The Software Engineering for Machine Learning Applications (SEMLA) initiative aims at bringing together leading software engineers, machine learning experts and practitioners to reflect on and discuss the challenges and implications of building complex data-intensive software systems. The event’s structure follows a working conference where panel, working groups and talks reflect on the many hurdles of developing, deploying and maintaining data-intensive software systems integrating machine learning elements. Our concerns as software engineers can be summarized in the following two important questions:

1) Do data scientists/ML or AI experts/domain experts possess the necessary skills to develop, maintain and extend the complex software implementations of analytical algorithms?

Defining and in vitro validating algorithms is vital, however their implementation and integration in real world applications are equally if not more important, since it’s the software that is going to be used and stressed directly, not the core algorithm. Coding is neither where software begins nor where it ends. Therefore, it is important that the task of implementing the algorithms into software is taken over by well-trained and well-equipped professionals in collaboration with the various experts.

2) Do software engineers have or need to have intimate knowledge of the domain or the algorithm for which they provide an implementation?

Exactly as software skills are important for ML applications, so is the understanding of ML and of the domain. Without it, the software engineer may not include the proper constraints, or develop the proper test cases, or eventually develop the software in an extendable and maintainable manner. While it would be fortunate to have professionals trained in both ML and SE (and possibly be knowledgeable about the application domain), this is rarely possible. Fortunately, software engineering has developed a plethora of techniques and processes to augment communication and collaboration within diverse teams and also between the development team and the domain experts/clients. Unfortunately, these processes are not always adopted by non-software professionals.

In trying to respond to these questions, we may find ourselves circling around two broad solutions, which can lead to different questions on their own:

1) How can we change and shape the education of computer scientists/engineers in order to excel in developing data-intensive software systems (and others of similar nature)?

Nowadays, there is the increasing realization that software engineering and computer engineering need to be multidisciplinary domains given their high degree of application. In this sense, such professionals need to receive broad training and education that, at the same time, is applied and aligns to the needs of the market.

2) What tools do we need to develop to provide support to all stakeholders of such a system (software engineers, ML/domain experts)?

Besides proper training and the formal processes, we also need the proper automated tools to support the development of the system and the communication between the various experts. This will result in efficient and effective development, but it will also increase the success of future extensions. The response to this question will spur new research to facilitate practice.
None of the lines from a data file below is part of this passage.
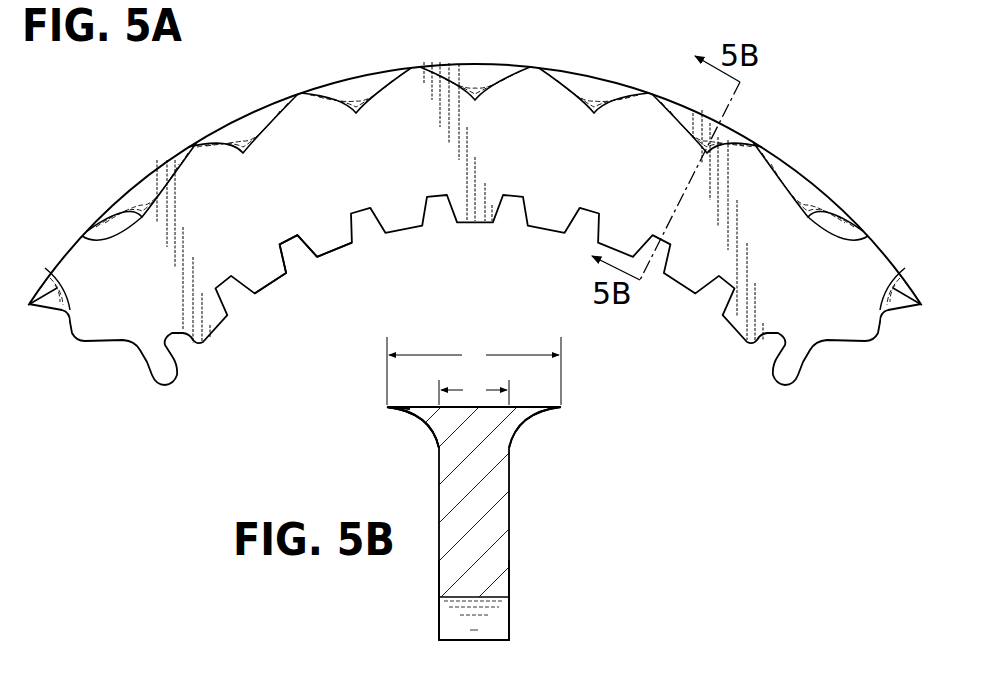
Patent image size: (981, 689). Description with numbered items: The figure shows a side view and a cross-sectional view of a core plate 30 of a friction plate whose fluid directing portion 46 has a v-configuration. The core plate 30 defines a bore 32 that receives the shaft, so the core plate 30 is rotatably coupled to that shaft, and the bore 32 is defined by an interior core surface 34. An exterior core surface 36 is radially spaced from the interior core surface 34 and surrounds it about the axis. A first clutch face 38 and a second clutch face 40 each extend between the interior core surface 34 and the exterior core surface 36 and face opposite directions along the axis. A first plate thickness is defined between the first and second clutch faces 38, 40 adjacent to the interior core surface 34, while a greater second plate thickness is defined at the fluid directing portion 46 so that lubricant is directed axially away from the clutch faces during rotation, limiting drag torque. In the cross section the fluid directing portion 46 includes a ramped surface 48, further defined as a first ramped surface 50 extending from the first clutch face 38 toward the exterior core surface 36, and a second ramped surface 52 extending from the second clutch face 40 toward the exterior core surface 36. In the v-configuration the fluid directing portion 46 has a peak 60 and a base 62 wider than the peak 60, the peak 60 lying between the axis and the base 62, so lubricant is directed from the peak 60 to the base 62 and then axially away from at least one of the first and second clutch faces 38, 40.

In FIG. 5A, the core plate 30 is at (852, 133).
In FIG. 5B, the core plate 30 is at (606, 496).
In FIG. 5A, the bore 32 is at (267, 296).
In FIG. 5A, the interior core surface 34 is at (337, 259).
In FIG. 5A, the exterior core surface 36 is at (248, 112).
In FIG. 5B, the first clutch face 38 is at (438, 584).
In FIG. 5B, the second clutch face 40 is at (510, 578).
In FIG. 5A, the fluid directing portion 46 is at (219, 155).
In FIG. 5B, the fluid directing portion 46 is at (409, 449).
In FIG. 5B, the ramped surface 48 is at (404, 412).
In FIG. 5B, the first ramped surface 50 is at (413, 427).
In FIG. 5B, the second ramped surface 52 is at (527, 426).
In FIG. 5A, the peak 60 is at (96, 234).
In FIG. 5A, the base 62 is at (230, 128).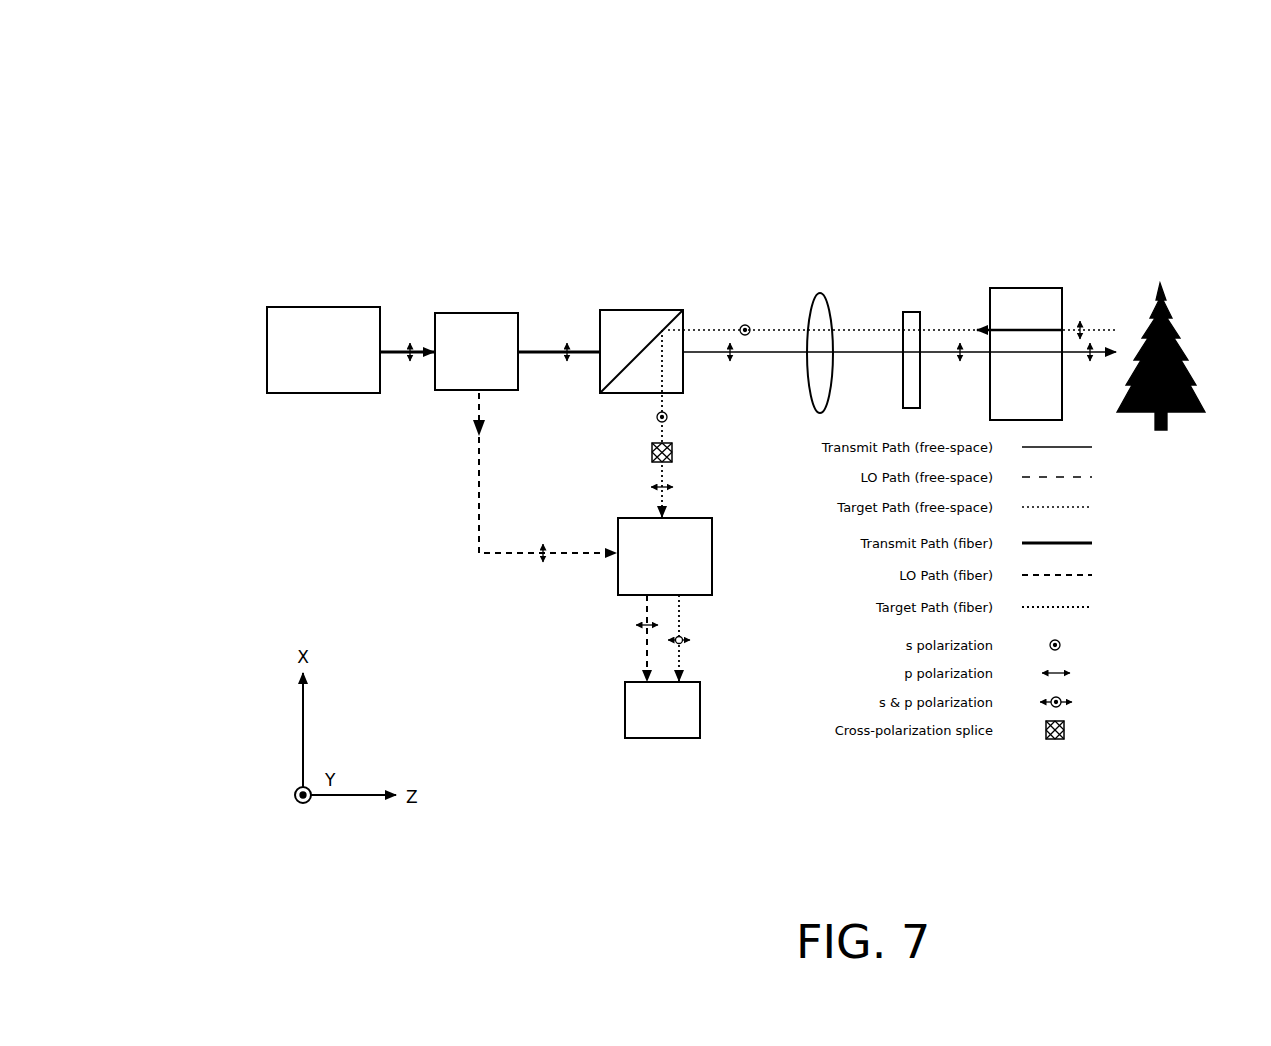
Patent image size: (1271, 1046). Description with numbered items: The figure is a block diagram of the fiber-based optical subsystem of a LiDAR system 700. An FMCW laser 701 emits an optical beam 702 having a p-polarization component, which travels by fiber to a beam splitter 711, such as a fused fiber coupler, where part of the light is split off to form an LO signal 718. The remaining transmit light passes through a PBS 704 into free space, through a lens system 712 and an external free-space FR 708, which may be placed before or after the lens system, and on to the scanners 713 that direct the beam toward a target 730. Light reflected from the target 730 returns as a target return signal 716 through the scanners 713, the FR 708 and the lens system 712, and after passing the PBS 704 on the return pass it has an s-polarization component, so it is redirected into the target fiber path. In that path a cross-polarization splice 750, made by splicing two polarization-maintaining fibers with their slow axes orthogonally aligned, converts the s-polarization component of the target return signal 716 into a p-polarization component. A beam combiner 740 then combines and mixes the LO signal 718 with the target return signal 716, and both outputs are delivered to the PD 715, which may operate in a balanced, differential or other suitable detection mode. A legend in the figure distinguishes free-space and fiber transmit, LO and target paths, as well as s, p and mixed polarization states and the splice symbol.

The LiDAR system 700 is at (160, 96).
The FMCW laser 701 is at (280, 309).
The optical beam 702 is at (408, 354).
The PBS 704 is at (600, 307).
The free-space FR 708 is at (920, 315).
The beam splitter 711 is at (477, 320).
The lens system 712 is at (810, 297).
The scanners 713 is at (1062, 300).
The PD 715 is at (698, 695).
The target return signal 716 is at (1023, 330).
The LO signal 718 is at (478, 400).
The target 730 is at (1176, 343).
The beam combiner 740 is at (715, 542).
The cross-polarization splice 750 is at (656, 445).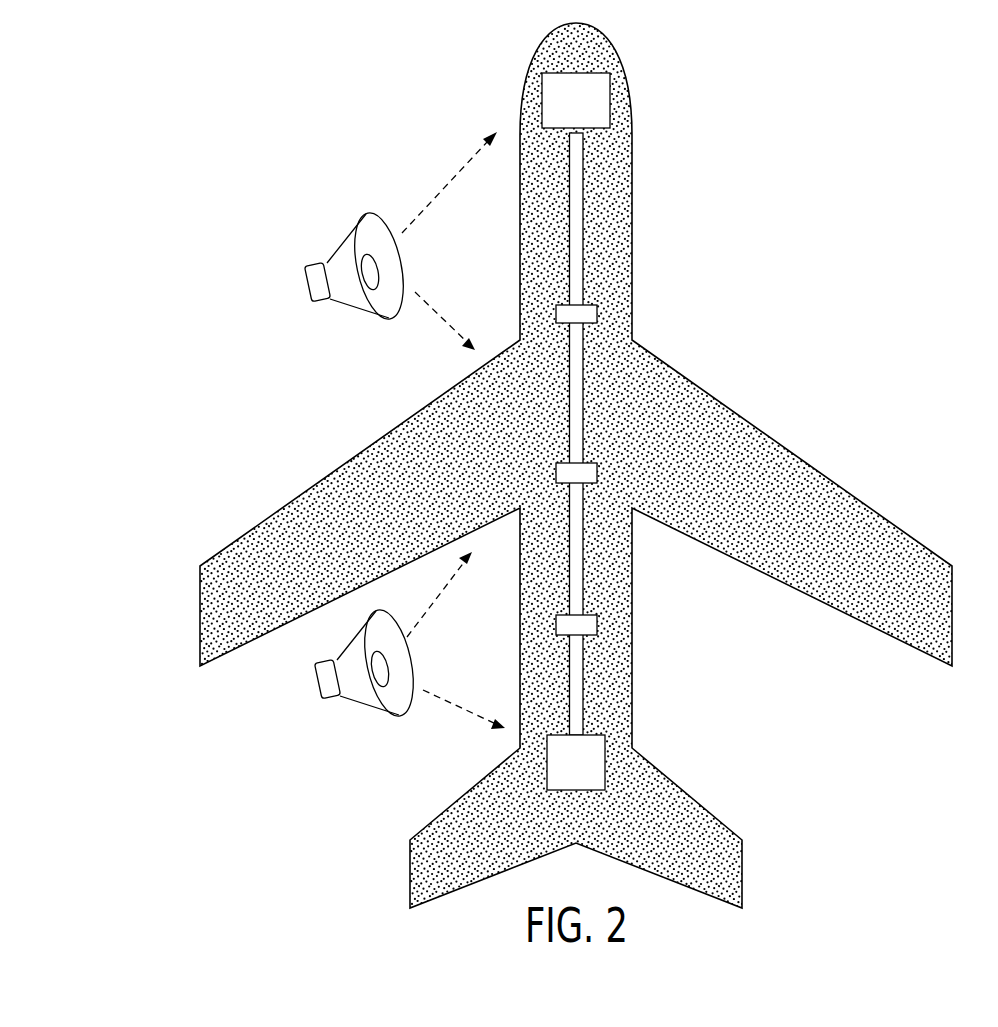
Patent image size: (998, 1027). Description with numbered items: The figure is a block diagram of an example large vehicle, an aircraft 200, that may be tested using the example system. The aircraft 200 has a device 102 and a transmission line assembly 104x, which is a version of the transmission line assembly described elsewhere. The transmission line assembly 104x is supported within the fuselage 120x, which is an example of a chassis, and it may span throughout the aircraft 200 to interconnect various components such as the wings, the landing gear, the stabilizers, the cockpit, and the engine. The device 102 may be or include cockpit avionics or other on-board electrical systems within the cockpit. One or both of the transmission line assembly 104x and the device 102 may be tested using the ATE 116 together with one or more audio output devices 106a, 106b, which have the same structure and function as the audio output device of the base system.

The aircraft 200 is at (130, 338).
The device 102 is at (610, 100).
The transmission line assembly 104x is at (583, 438).
The audio output device 106a is at (310, 282).
The audio output device 106b is at (320, 684).
The ATE 116 is at (605, 762).
The fuselage 120x is at (787, 449).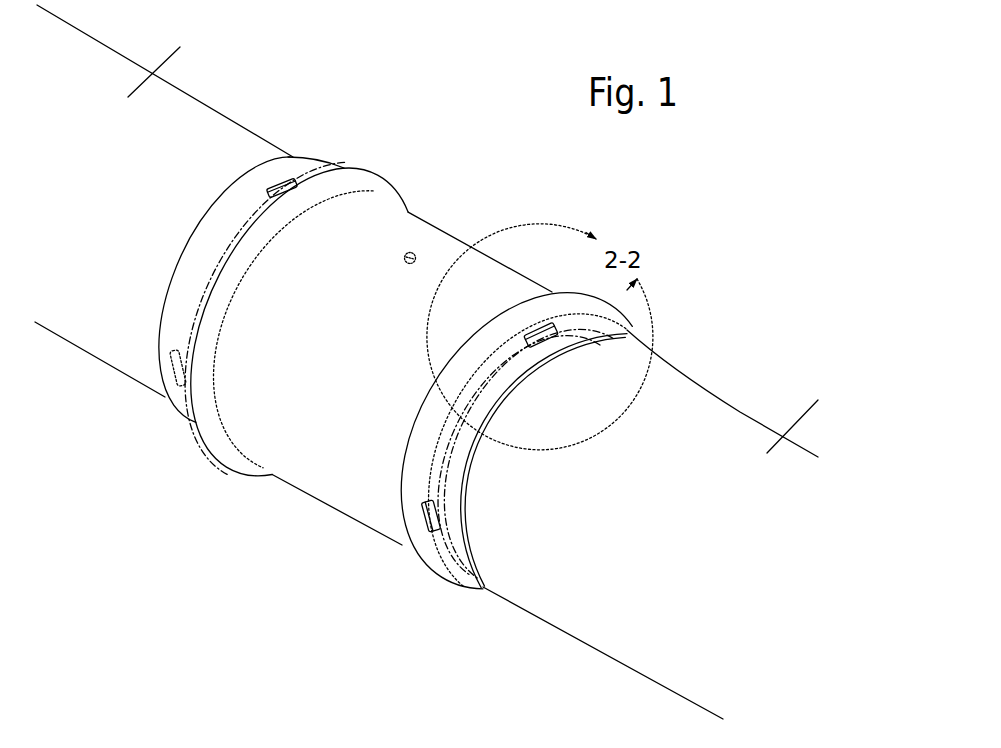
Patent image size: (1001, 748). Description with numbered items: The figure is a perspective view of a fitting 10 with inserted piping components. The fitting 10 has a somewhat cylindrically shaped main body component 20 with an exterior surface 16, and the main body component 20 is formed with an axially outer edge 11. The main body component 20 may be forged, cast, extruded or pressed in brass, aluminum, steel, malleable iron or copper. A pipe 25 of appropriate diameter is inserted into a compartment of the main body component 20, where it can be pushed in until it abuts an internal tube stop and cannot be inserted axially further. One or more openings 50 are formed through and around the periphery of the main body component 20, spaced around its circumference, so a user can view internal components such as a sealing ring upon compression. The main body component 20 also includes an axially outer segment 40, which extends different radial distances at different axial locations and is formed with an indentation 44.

The fitting 10 is at (767, 193).
The axially outer edge 11 is at (483, 590).
The exterior surface 16 is at (307, 464).
The main body component 20 is at (405, 222).
The pipe 25 is at (490, 233).
The axially outer segment 40 is at (458, 566).
The indentation 44 is at (374, 181).
The openings 50 is at (286, 185).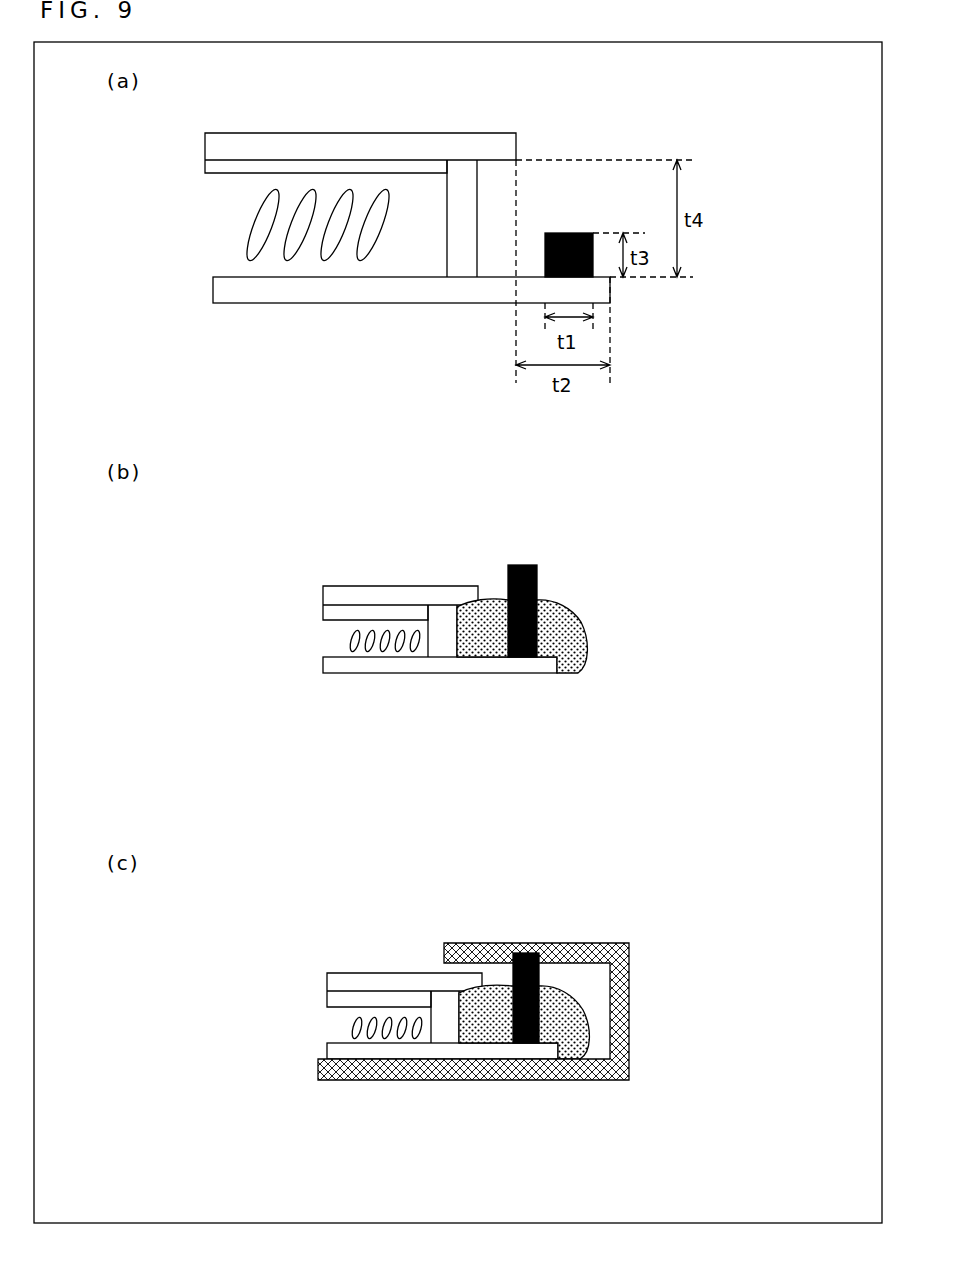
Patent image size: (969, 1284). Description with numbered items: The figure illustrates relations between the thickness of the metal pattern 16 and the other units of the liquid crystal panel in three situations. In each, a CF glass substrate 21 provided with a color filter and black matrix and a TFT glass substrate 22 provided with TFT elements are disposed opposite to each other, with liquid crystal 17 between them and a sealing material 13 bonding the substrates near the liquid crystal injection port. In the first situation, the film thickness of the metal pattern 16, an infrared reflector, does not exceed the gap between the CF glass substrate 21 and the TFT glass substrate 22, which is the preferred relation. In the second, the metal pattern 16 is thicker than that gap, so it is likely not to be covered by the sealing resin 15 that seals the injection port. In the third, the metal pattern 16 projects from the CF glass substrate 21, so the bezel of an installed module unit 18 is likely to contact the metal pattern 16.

The sealing material 13 is at (462, 277).
The sealing resin 15 is at (561, 619).
The metal pattern 16 is at (570, 233).
The liquid crystal 17 is at (256, 226).
The module unit 18 is at (629, 1011).
The CF glass substrate 21 is at (205, 150).
The TFT glass substrate 22 is at (213, 292).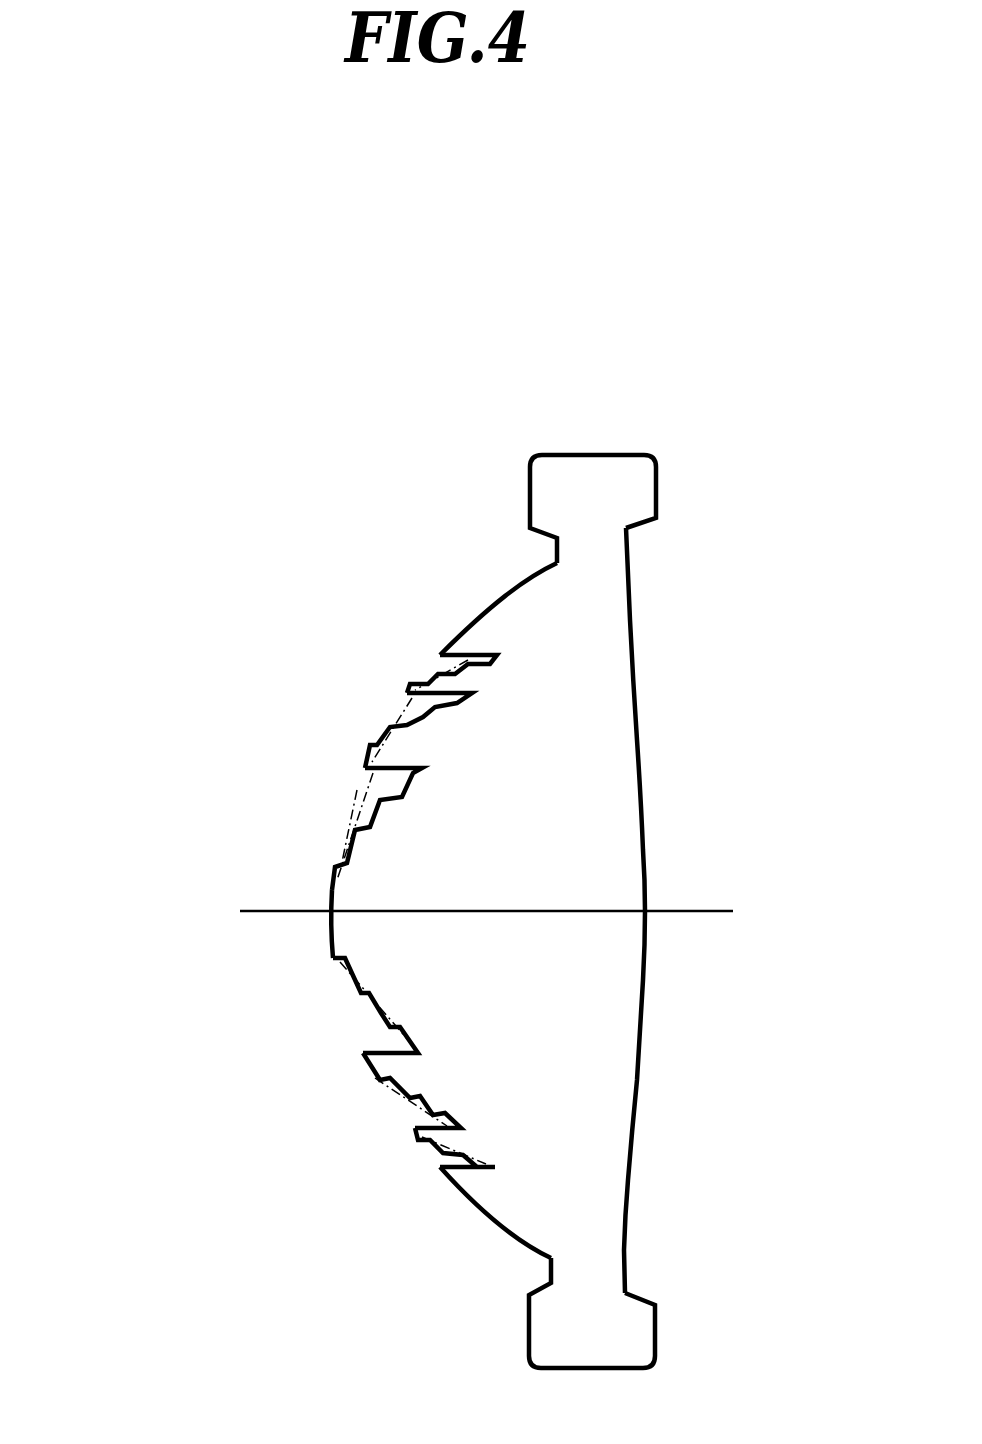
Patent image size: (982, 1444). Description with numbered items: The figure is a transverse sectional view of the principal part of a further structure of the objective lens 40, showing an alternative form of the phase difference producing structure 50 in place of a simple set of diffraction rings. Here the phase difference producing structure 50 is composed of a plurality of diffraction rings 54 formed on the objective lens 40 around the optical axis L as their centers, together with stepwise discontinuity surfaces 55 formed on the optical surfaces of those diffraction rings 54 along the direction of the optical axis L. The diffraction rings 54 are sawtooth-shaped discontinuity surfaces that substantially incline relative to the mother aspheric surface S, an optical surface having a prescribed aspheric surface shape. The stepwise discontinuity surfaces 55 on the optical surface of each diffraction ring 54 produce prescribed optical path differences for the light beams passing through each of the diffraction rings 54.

Specific goals of the symposium include:

  • Broadening awareness within the software engineering community of the potential for the application of machine learning algorithms;
  • Facilitating the exchange of ideas and interaction between international researchers in machine learning and software engineering;
  • Defining open and key research problems faced in realizing usable tools/approaches for intelligent system design, development, test, and evolution;
  • Constructing a foundation of materials for future research on SEMLA.